There are lots of reasons that businesses close their doors. The owners are not well equipped to manage the business. Competition gets the better of them. They don’t adapt. They are simply tired and have not planned an exit so they close the doors. The list goes on and on.
The question of declining start-ups is harder to explain. I think that many still don’t believe that there has been enough improvement in the economy and are concerned about long-term stability. Small businesses need the environment to grow and create jobs: economic stability; predictability, fairness and transparency in taxes and health care costs; common-sense regulations that don’t unfairly disadvantage small firms; and lawmakers willing to tackle the major issues facing our country, and to do so together.
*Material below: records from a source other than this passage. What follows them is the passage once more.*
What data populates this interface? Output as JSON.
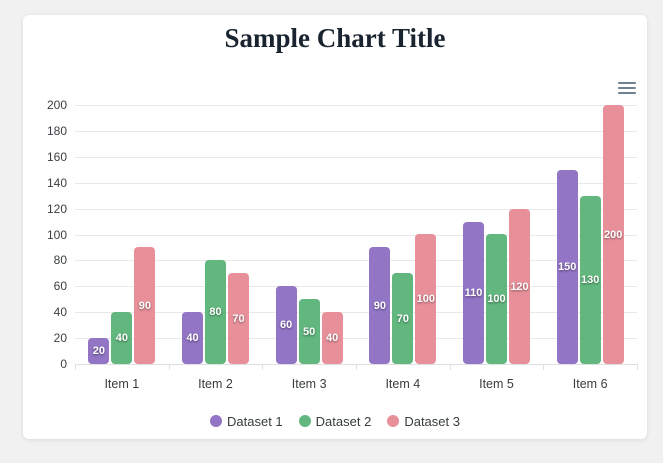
{
  "title": "Sample Chart Title",
  "toolbar": {
    "menu_icon": "menu-icon"
  },
  "colors": {
    "page_background": "#f1f1f2",
    "card_background": "#ffffff",
    "title_text": "#1a2330",
    "axis_label": "#3c4043",
    "grid_line": "#e9e9e9",
    "axis_line": "#dfe0e1",
    "data_label_text": "#ffffff",
    "menu_icon": "#6e8192"
  },
  "chart_data": {
    "type": "bar",
    "title": "Sample Chart Title",
    "categories": [
      "Item 1",
      "Item 2",
      "Item 3",
      "Item 4",
      "Item 5",
      "Item 6"
    ],
    "series": [
      {
        "name": "Dataset 1",
        "color": "#9275c5",
        "values": [
          20,
          40,
          60,
          90,
          110,
          150
        ]
      },
      {
        "name": "Dataset 2",
        "color": "#61b77e",
        "values": [
          40,
          80,
          50,
          70,
          100,
          130
        ]
      },
      {
        "name": "Dataset 3",
        "color": "#e8909a",
        "values": [
          90,
          70,
          40,
          100,
          120,
          200
        ]
      }
    ],
    "xlabel": "",
    "ylabel": "",
    "ylim": [
      0,
      200
    ],
    "y_ticks": [
      0,
      20,
      40,
      60,
      80,
      100,
      120,
      140,
      160,
      180,
      200
    ],
    "grid": true,
    "data_labels": true,
    "legend_position": "bottom"
  }
}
Right now, many potential business owners are taking a wait and see attitude before making the leap. Maybe they will be inspired by the theme of National Small Business Week which is “Dream Big. Start Small.”
If you want to find out more about the celebration go to email@example.com
You can also join the conversation at #DreamSmallBiz
To all my fellow business owners enjoy National Small Business Week, you deserve it. And, I hope many others will join us and experience what it is like to own and run a small business.